O deputado recorreu ao TSE contra a decisão do Tribunal Regional Eleitoral do DF (TRE-DF), de maio deste ano, que determinou a cassação do diploma do mandato do parlamentar e sua inelegibilidade por oito anos. O parlamentar teria ainda que pagar multa de R$ 8,5 mil.
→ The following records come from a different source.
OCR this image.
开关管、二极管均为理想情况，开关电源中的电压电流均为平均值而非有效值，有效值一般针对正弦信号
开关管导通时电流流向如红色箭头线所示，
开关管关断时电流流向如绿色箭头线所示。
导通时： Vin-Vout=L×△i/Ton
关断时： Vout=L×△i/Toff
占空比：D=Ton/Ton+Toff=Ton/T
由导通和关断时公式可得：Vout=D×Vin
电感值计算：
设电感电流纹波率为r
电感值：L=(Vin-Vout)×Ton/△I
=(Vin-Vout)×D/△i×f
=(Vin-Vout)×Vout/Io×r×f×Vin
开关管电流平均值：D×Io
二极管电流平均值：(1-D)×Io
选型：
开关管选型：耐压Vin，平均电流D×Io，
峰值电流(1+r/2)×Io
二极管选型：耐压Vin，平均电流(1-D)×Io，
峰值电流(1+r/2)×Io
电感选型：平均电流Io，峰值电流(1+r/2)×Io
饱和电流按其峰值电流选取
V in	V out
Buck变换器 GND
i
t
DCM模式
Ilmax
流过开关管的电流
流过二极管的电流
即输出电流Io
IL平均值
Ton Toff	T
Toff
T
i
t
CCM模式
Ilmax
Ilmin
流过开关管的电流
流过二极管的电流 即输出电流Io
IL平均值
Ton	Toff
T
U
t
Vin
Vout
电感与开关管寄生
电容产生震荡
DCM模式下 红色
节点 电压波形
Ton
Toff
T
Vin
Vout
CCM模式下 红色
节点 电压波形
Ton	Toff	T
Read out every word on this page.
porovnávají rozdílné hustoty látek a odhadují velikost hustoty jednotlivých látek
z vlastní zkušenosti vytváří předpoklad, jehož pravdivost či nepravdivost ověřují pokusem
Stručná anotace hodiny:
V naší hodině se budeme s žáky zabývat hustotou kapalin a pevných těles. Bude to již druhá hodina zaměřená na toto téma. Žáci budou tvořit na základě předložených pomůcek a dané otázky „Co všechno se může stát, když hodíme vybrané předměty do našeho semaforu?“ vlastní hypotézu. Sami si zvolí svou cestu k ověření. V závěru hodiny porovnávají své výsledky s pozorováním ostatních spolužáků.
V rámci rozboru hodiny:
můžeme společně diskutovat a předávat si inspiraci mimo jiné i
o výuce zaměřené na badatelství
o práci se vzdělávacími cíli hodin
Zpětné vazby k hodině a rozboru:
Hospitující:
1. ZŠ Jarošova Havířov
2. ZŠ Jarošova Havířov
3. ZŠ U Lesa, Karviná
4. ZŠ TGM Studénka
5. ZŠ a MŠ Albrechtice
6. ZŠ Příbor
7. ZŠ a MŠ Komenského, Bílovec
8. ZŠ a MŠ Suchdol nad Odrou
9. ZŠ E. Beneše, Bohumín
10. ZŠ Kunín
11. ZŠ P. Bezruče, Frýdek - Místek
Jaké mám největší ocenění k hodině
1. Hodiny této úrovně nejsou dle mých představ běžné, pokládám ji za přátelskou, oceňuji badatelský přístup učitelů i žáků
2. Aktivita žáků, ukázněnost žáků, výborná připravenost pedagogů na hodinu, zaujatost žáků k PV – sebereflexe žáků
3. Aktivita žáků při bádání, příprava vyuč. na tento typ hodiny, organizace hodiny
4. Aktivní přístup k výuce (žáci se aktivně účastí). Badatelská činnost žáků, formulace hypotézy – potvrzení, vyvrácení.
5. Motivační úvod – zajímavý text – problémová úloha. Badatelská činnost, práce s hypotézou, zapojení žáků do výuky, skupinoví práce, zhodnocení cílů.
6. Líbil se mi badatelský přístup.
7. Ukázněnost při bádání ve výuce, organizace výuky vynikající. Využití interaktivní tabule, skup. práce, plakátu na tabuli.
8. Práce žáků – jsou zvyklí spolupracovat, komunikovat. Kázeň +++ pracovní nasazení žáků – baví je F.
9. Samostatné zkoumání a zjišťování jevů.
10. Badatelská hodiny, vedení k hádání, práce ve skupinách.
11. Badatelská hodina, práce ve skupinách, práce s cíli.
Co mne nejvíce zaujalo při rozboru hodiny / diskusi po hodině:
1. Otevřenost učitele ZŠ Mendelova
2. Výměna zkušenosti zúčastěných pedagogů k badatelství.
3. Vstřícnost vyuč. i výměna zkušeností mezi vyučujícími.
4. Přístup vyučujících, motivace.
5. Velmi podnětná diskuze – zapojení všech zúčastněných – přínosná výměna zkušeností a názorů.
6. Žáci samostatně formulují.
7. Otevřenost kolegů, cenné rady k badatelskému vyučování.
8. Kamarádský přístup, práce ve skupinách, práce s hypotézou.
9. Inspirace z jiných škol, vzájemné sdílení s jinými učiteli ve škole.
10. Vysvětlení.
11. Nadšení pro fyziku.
"O candidato, além de ter sido beneficiado pelas condutas, não só a ela anuiu, como teve participação nos atos abusivos. Compareceu a reunião que houve pedido de votos e distribuição de material de propaganda. Assessor de campanha esteve presente na empresa não só nas reuniões, mas em outros dias", afirmou o relator.O deputado se manteve no cargo até o julgamento do TSE por uma liminar do ministro Marcelo Ribeiro, relator do caso. Ele votou pela cassação do mandato e entendeu que houve pedido de votos e benefício ao candidato. Para Ribeiro, no entanto, não houve o crime de compra de votos, só o abuso de poder econômico por meio do pedido de votos.

A maioria dos ministros, no entanto, entendeu que houve ainda a captação ilícita dos votos, por meio de ameaça de demissão ou prometendo manutenção do emprego. O que, para os ministros, caracteriza o crime de compra de votos.